What really makes methods methods is that they are routines with an "invocant". An invocant is a special status first parameter that:

• Is implicitly inserted into the method's signature if not explicitly declared. If a method is declared inside a class, then the type constraint is that class, otherwise it's Mu:

        class foo { my method bar {} .signature .say } # (foo: *%_)
                    my method bar {} .signature .say   # (Mu: *%_)

• Is a required positional. Thus:

        my method bar {}
        bar # Too few positionals passed; expected 1 argument but got 0

• Is always aliased to self. Thus:

        my method bar { say self }
        bar 42 # 42

• Is occasionally explicitly declared by specifying it as the first parameter in a signature and following it with a colon (:). Thus:

        my method bar (Int \baz:) { say baz } 
        say &bar.signature; # (Int \baz: *%_)
        bar 42;             # 42
        bar 'string';       # Type check failed in binding to parameter 'baz'

Regexes

Focusing just on the invocant perspective, regexes are methods that take/expect a match object as their invocant.

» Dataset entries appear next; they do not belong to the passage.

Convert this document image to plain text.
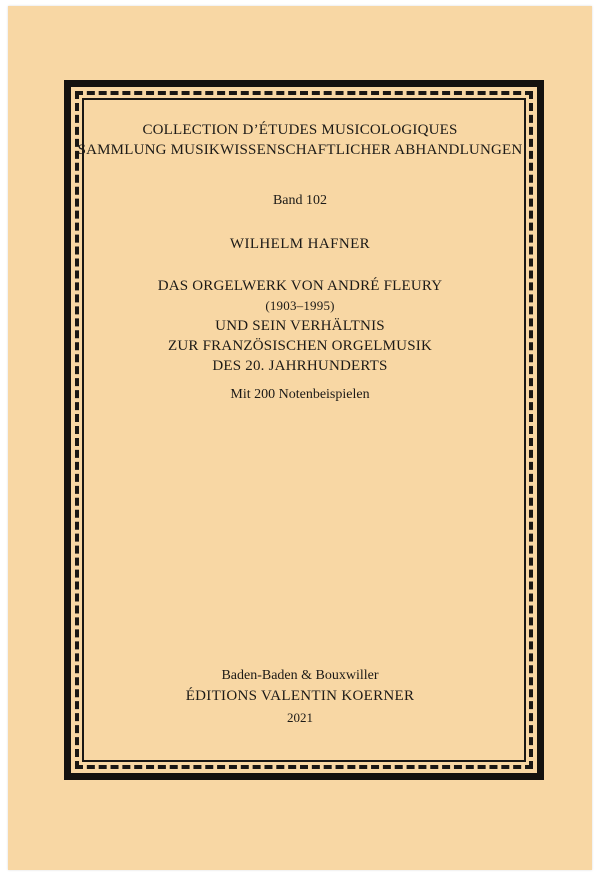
COLLECTION D’ÉTUDES MUSICOLOGIQUES
SAMMLUNG MUSIKWISSENSCHAFTLICHER ABHANDLUNGEN
Band 102
WILHELM HAFNER
DAS ORGELWERK VON ANDRÉ FLEURY
(1903–1995)
UND SEIN VERHÄLTNIS
ZUR FRANZÖSISCHEN ORGELMUSIK
DES 20. JAHRHUNDERTS
Mit 200 Notenbeispielen
Baden-Baden & Bouxwiller
ÉDITIONS VALENTIN KOERNER
2021
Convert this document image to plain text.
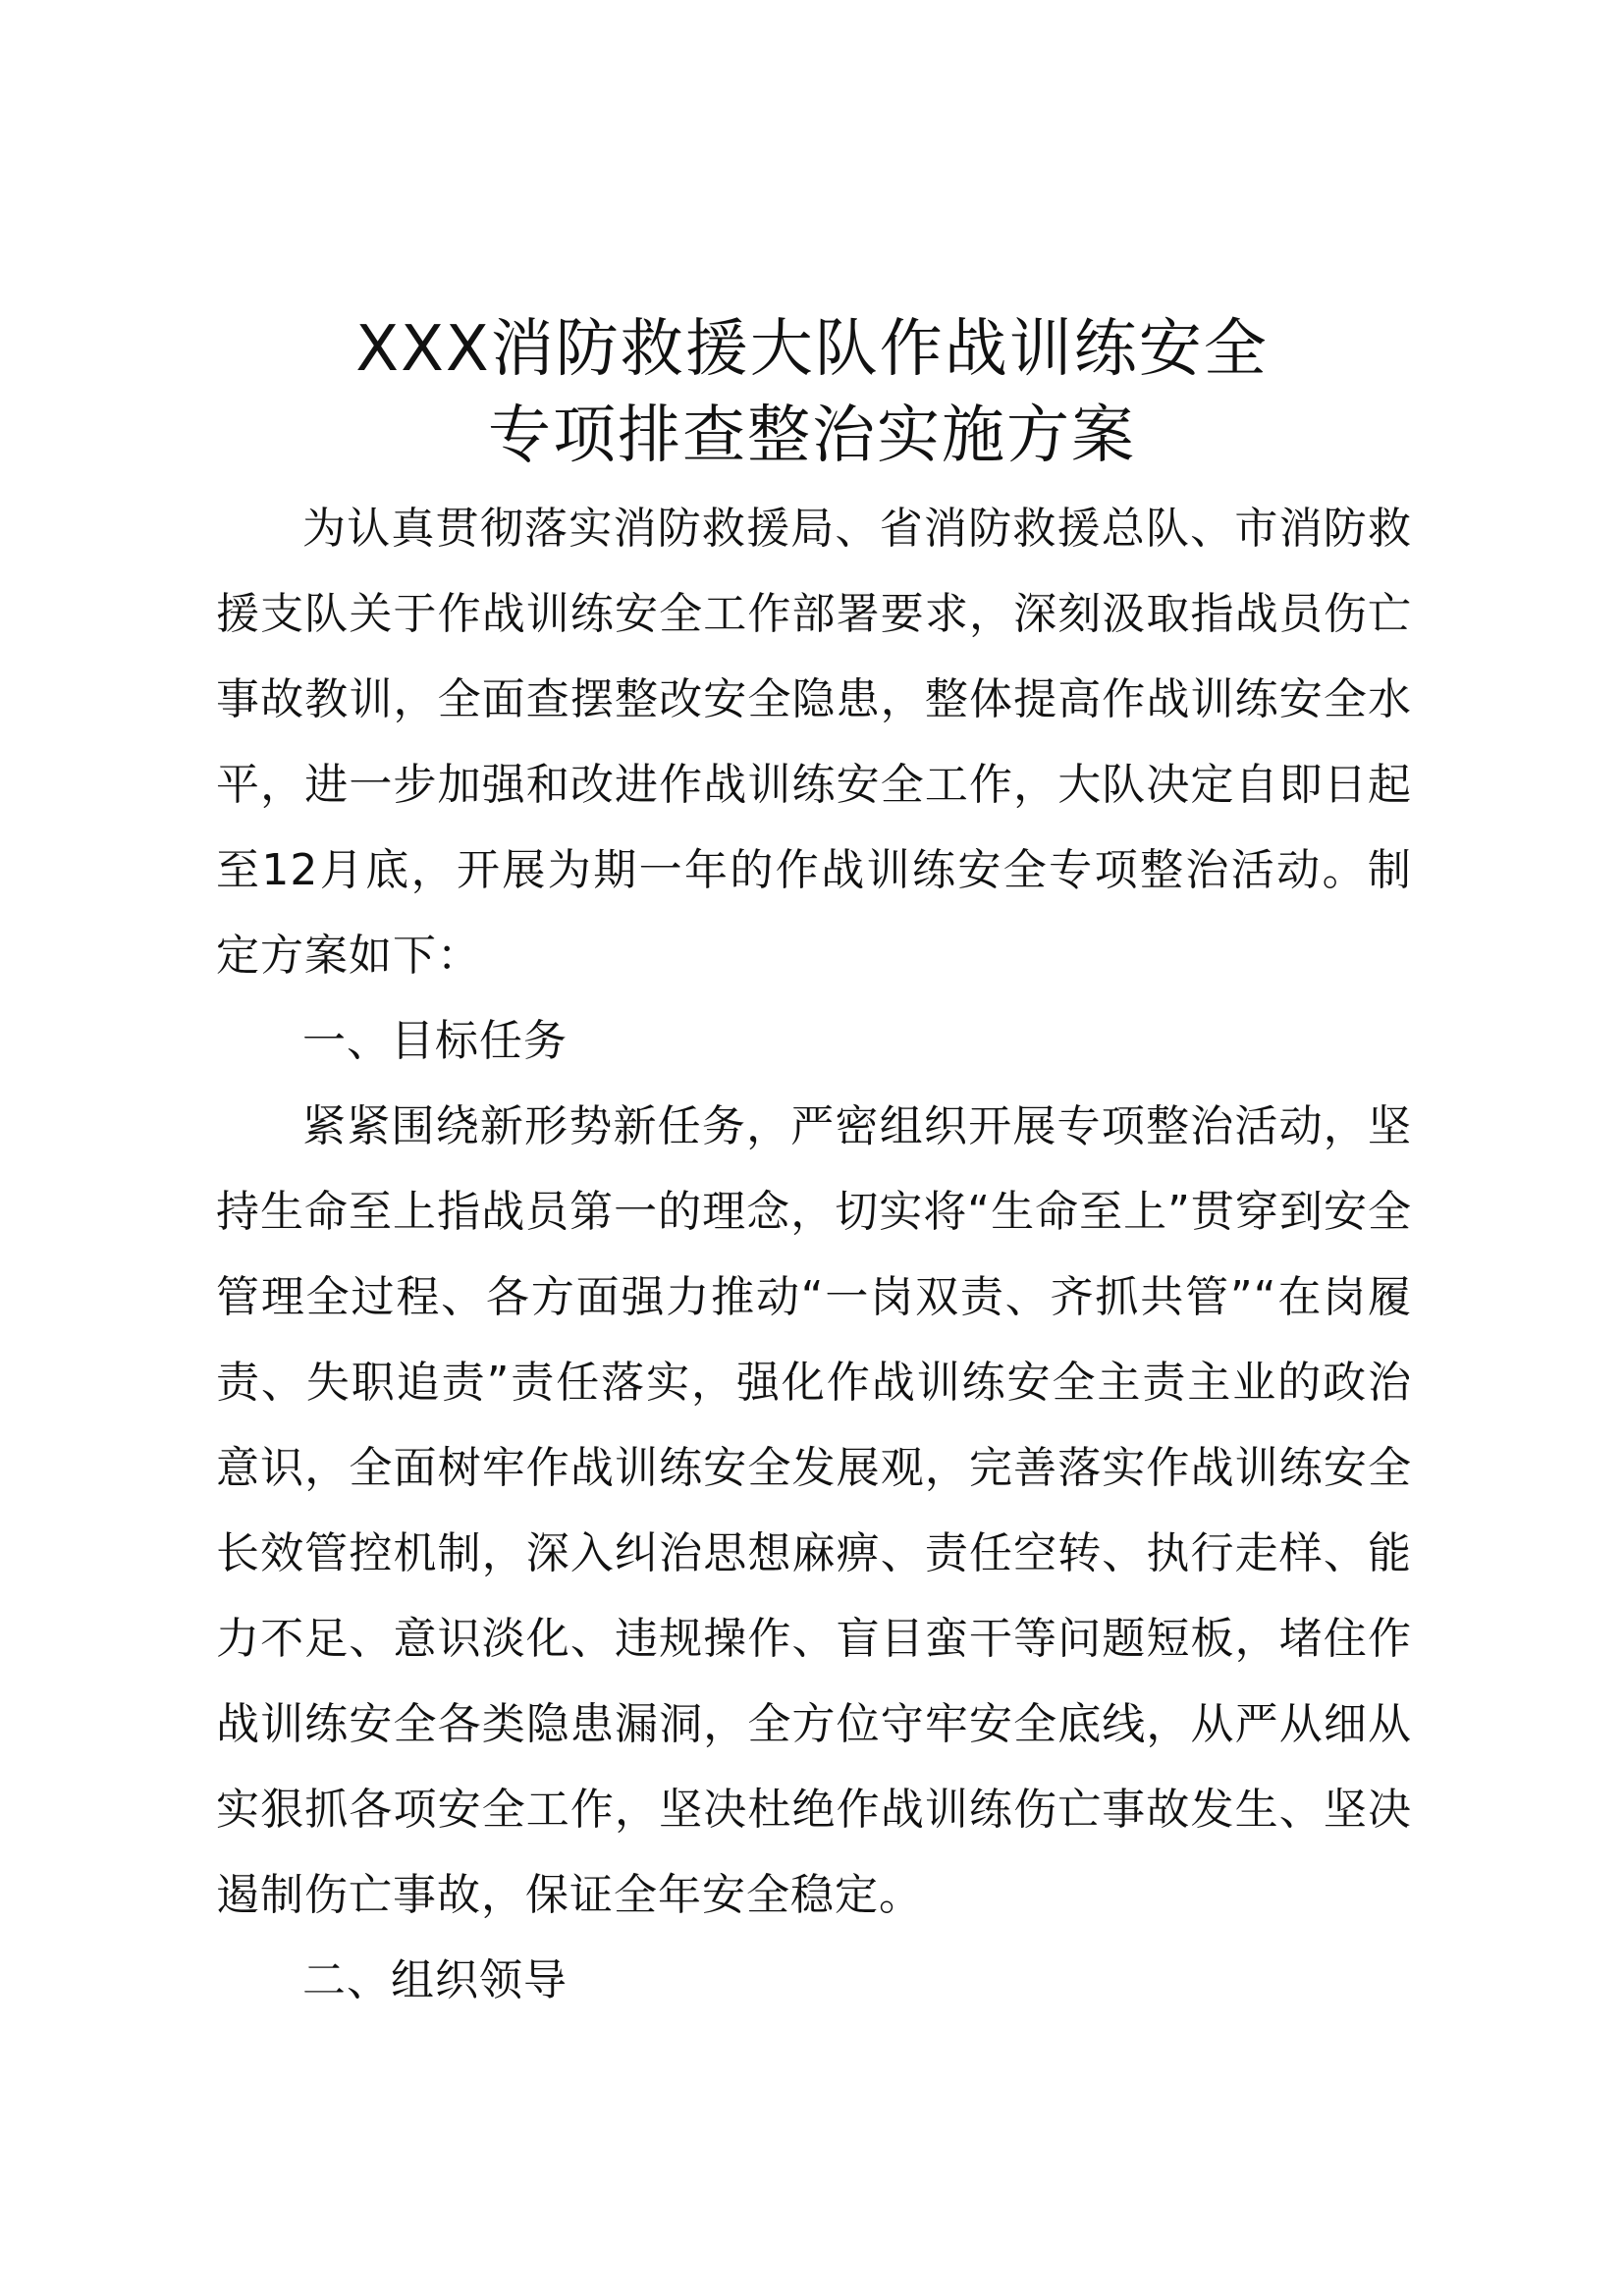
XXX消防救援大队作战训练安全
专项排查整治实施方案

为认真贯彻落实消防救援局、省消防救援总队、市消防救援支队关于作战训练安全工作部署要求，深刻汲取指战员伤亡事故教训，全面查摆整改安全隐患，整体提高作战训练安全水平，进一步加强和改进作战训练安全工作，大队决定自即日起至12月底，开展为期一年的作战训练安全专项整治活动。制定方案如下：

一、目标任务

紧紧围绕新形势新任务，严密组织开展专项整治活动，坚持生命至上指战员第一的理念，切实将“生命至上”贯穿到安全管理全过程、各方面强力推动“一岗双责、齐抓共管”“在岗履责、失职追责”责任落实，强化作战训练安全主责主业的政治意识，全面树牢作战训练安全发展观，完善落实作战训练安全长效管控机制，深入纠治思想麻痹、责任空转、执行走样、能力不足、意识淡化、违规操作、盲目蛮干等问题短板，堵住作战训练安全各类隐患漏洞，全方位守牢安全底线，从严从细从实狠抓各项安全工作，坚决杜绝作战训练伤亡事故发生、坚决遏制伤亡事故，保证全年安全稳定。

二、组织领导
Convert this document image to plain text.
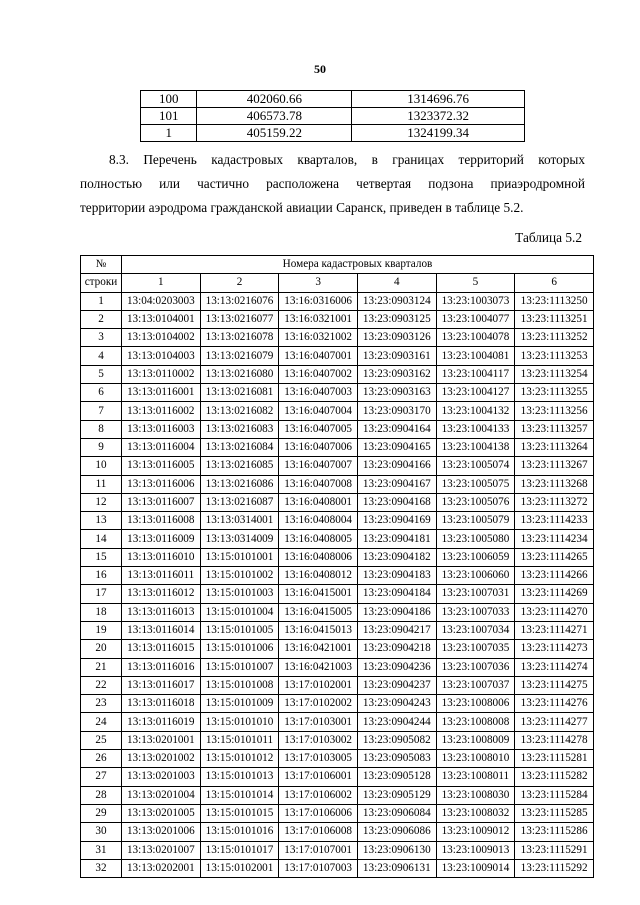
50
100	402060.66	1314696.76
101	406573.78	1323372.32
1	405159.22	1324199.34
8.3. Перечень кадастровых кварталов, в границах территорий которых
полностью или частично расположена четвертая подзона приаэродромной
территории аэродрома гражданской авиации Саранск, приведен в таблице 5.2.
Таблица 5.2
№	Номера кадастровых кварталов					
строки	1	2	3	4	5	6
1	13:04:0203003	13:13:0216076	13:16:0316006	13:23:0903124	13:23:1003073	13:23:1113250
2	13:13:0104001	13:13:0216077	13:16:0321001	13:23:0903125	13:23:1004077	13:23:1113251
3	13:13:0104002	13:13:0216078	13:16:0321002	13:23:0903126	13:23:1004078	13:23:1113252
4	13:13:0104003	13:13:0216079	13:16:0407001	13:23:0903161	13:23:1004081	13:23:1113253
5	13:13:0110002	13:13:0216080	13:16:0407002	13:23:0903162	13:23:1004117	13:23:1113254
6	13:13:0116001	13:13:0216081	13:16:0407003	13:23:0903163	13:23:1004127	13:23:1113255
7	13:13:0116002	13:13:0216082	13:16:0407004	13:23:0903170	13:23:1004132	13:23:1113256
8	13:13:0116003	13:13:0216083	13:16:0407005	13:23:0904164	13:23:1004133	13:23:1113257
9	13:13:0116004	13:13:0216084	13:16:0407006	13:23:0904165	13:23:1004138	13:23:1113264
10	13:13:0116005	13:13:0216085	13:16:0407007	13:23:0904166	13:23:1005074	13:23:1113267
11	13:13:0116006	13:13:0216086	13:16:0407008	13:23:0904167	13:23:1005075	13:23:1113268
12	13:13:0116007	13:13:0216087	13:16:0408001	13:23:0904168	13:23:1005076	13:23:1113272
13	13:13:0116008	13:13:0314001	13:16:0408004	13:23:0904169	13:23:1005079	13:23:1114233
14	13:13:0116009	13:13:0314009	13:16:0408005	13:23:0904181	13:23:1005080	13:23:1114234
15	13:13:0116010	13:15:0101001	13:16:0408006	13:23:0904182	13:23:1006059	13:23:1114265
16	13:13:0116011	13:15:0101002	13:16:0408012	13:23:0904183	13:23:1006060	13:23:1114266
17	13:13:0116012	13:15:0101003	13:16:0415001	13:23:0904184	13:23:1007031	13:23:1114269
18	13:13:0116013	13:15:0101004	13:16:0415005	13:23:0904186	13:23:1007033	13:23:1114270
19	13:13:0116014	13:15:0101005	13:16:0415013	13:23:0904217	13:23:1007034	13:23:1114271
20	13:13:0116015	13:15:0101006	13:16:0421001	13:23:0904218	13:23:1007035	13:23:1114273
21	13:13:0116016	13:15:0101007	13:16:0421003	13:23:0904236	13:23:1007036	13:23:1114274
22	13:13:0116017	13:15:0101008	13:17:0102001	13:23:0904237	13:23:1007037	13:23:1114275
23	13:13:0116018	13:15:0101009	13:17:0102002	13:23:0904243	13:23:1008006	13:23:1114276
24	13:13:0116019	13:15:0101010	13:17:0103001	13:23:0904244	13:23:1008008	13:23:1114277
25	13:13:0201001	13:15:0101011	13:17:0103002	13:23:0905082	13:23:1008009	13:23:1114278
26	13:13:0201002	13:15:0101012	13:17:0103005	13:23:0905083	13:23:1008010	13:23:1115281
27	13:13:0201003	13:15:0101013	13:17:0106001	13:23:0905128	13:23:1008011	13:23:1115282
28	13:13:0201004	13:15:0101014	13:17:0106002	13:23:0905129	13:23:1008030	13:23:1115284
29	13:13:0201005	13:15:0101015	13:17:0106006	13:23:0906084	13:23:1008032	13:23:1115285
30	13:13:0201006	13:15:0101016	13:17:0106008	13:23:0906086	13:23:1009012	13:23:1115286
31	13:13:0201007	13:15:0101017	13:17:0107001	13:23:0906130	13:23:1009013	13:23:1115291
32	13:13:0202001	13:15:0102001	13:17:0107003	13:23:0906131	13:23:1009014	13:23:1115292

A regex is typically called in three somewhat different scenarios:

• By direct use. For example my regex foo { . }; say 'a' ~~ &foo; # ｢a｣ (or just say 'a' ~~ / . /; # ｢a｣, but I'll only cover the essentially identical named example to simplify my explanation). This translates to say &foo.ACCEPTS: 'a'. This in turn is implemented by this code in Rakudo. As you can see, this calls the regex foo with the invocant Match.'!cursor_init'(...) -- which runs this code without :build. The upshot is that foo gets a new Match object as its invocant.

• By way of the Grammar class's .parse method. The .parse method creates a new instance of the grammar and then calls the top "rule" (rule/token/regex/method) on that new grammar object. Note that a Grammar is a sub-class of Match; so, just as with the first scenario, the rule/regex is being passed an as-yet-empty match object. If the top rule matches, the new grammar/match object will be returned by the call to .parse. (Otherwise it'll return Nil.)

• By way of one of the above. The top rule in a grammar will typically contain calls to lower level rules/tokens/regexes/methods. Likewise, a free standing rule/regex may contain calls to other rules/regexes. Each such call will involve creating another new grammar/match object that becomes the invocant for the nested call. If the nested call matches, and it's a capturing call, then the new grammar/match object is added to the higher level grammar/match object.